Harry nodded. “It was the year Father’s illness began. There were so many doctors, coming and going. I remember Mother’s face was always grim.”

“Your lives had changed so much, so swiftly. A new home, new titles, new responsibilities. I took over the running of the household. I oversaw the servants, attended to correspondence. I received any guests to the house . . .” She paused meaningfully. “So I was there the day Simon’s lover came back, babe in arms. And I sent her away.”

“What?”

At the words, Kate felt as though she’d been dunked underwater. The air felt slow and thick around her. Cold. Her vision went wavy and a dull pulse throbbed in her ears.

She couldn’t breathe.

“You sent her away?” Lark’s voice echoed from a great distance. “Aunt Marmoset. How could you do such a thing?”

Kate forced herself to surface, to listen.

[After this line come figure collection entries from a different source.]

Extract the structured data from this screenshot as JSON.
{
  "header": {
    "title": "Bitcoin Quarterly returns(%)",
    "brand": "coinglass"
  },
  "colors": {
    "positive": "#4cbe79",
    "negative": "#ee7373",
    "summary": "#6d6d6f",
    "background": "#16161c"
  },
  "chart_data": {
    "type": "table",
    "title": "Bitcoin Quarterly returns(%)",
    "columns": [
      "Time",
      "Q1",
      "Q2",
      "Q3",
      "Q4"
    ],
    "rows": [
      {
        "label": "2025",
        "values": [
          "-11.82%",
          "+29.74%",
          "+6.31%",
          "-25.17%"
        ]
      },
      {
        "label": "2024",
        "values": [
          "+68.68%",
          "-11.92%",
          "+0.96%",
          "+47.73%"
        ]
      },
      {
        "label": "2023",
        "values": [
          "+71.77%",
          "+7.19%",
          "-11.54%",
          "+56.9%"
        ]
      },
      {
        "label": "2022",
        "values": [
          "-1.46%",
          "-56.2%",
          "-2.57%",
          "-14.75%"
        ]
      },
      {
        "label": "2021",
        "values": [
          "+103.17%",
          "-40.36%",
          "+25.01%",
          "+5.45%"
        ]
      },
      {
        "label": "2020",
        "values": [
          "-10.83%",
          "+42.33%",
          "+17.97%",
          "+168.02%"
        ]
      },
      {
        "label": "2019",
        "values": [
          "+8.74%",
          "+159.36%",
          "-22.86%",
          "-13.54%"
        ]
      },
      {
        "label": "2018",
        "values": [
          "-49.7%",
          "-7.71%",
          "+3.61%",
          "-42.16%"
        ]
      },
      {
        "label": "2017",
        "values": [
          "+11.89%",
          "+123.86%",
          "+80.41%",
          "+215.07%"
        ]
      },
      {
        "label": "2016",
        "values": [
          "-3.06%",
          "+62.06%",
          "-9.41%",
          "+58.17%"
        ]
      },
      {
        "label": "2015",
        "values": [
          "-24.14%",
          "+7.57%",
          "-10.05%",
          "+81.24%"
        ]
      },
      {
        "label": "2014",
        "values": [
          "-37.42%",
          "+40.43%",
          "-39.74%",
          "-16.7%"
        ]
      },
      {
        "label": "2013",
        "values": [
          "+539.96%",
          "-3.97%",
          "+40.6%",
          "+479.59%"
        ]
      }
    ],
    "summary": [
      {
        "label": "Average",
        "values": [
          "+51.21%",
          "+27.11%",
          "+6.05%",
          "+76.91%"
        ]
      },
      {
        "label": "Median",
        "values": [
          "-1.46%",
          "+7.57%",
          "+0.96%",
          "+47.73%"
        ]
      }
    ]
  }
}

“You’ve no idea,” Aunt Marmoset said. She wrung Harry’s handkerchief. “You’ve no idea how many charlatans crawl out of every ceiling crack after a marquess dies. Every day, I was chasing another away. Some came claiming his lordship owed back wages or gambling debts, others said that his lordship had promised them a living. More than one girl showed up with an infant in her arms. Liars, all. When Elinor arrived and claimed to have married him . . . I didn’t believe her. A marquess, marry a tenant farmer’s daughter? Preposterous. I never suspected, until the day we found the parish register, that the girl might have been telling the truth.”

Kate’s fingers went to the pendant dangling at her breastbone. She skimmed her fingertips over the polished teardrop of stone, begging the glossy smoothness to calm her emotions. “So that’s why you had her pendant. You took it from her. You had it all along.”

Aunt Marmoset nodded. “She offered it as some sort of proof. I didn’t see what meaning it should have, just a chip of stone. I did save it, however, in case she came back. But she never did. She never went to the solicitors. She disappeared.”